Jersey is a British crown dependency, with its own government and legal system, though the British monarch is head of state. It has a unicameral legislature called the States Assembly, which backed an assisted suicide proposition by 36 votes to 10, with three absences, on Nov. 25, 2021.
Eagan’s letter comes amid elections in Jersey. The bishop urged voters to overturn the “grim proposals” currently before the island’s legislature. The proposition would permit an adult island resident under certain conditions with a “voluntary, clear, settled, and informed wish to end his or her own life” to seek assisted suicide.
“Don’t let Jersey become a destination for death and suicide tourism. Assisted suicide is incompatible with a doctor’s role as healer. It would be difficult or impossible to control. It would pose serious societal risks. The right to die would soon become the duty to die,” he noted.
The Catholic Church supports, rather than assisted suicide or euthanasia, palliative care, which means seeking to accompany a patient towards the end of their lives with methods such as pain management. While firmly opposing euthanasia, Catholics do not believe life must always be prolonged with unduly burdensome medical treatment. Pope Francis has described assisted suicide as part of a "throwaway culture" that offers a "false compassion" and treats a human person as a problem.
“Frailty, pain and infirmity are a difficult trial for anyone. Those who are terminally ill can experience despair and gloom at the problems they face, even feeling a sense of burden on family and a financial burden on society. Yet we can thank God for the amazing advances that medical science has made and for the level of loving care that can nowadays be given,” Eagan wrote.

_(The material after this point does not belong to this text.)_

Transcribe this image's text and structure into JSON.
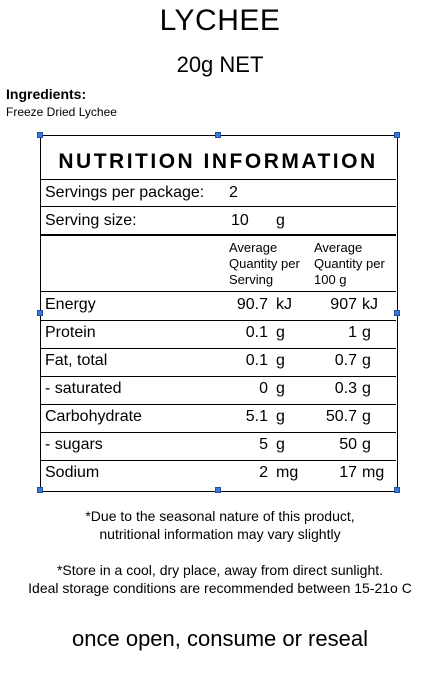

“Modern drugs and modern methods mean that in today’s world, palliative care doctors and nurses can use their skills and knowledge to ensure that pain is properly managed at the end of life. Indeed, as a Christian, I would go further and say that in union with Christ, it is possible to find from Him all the strength, patience and energy we need to sustain our suffering – to ‘carry the cross’ (Mt 16: 24) – and to turn it into a positive good for others.”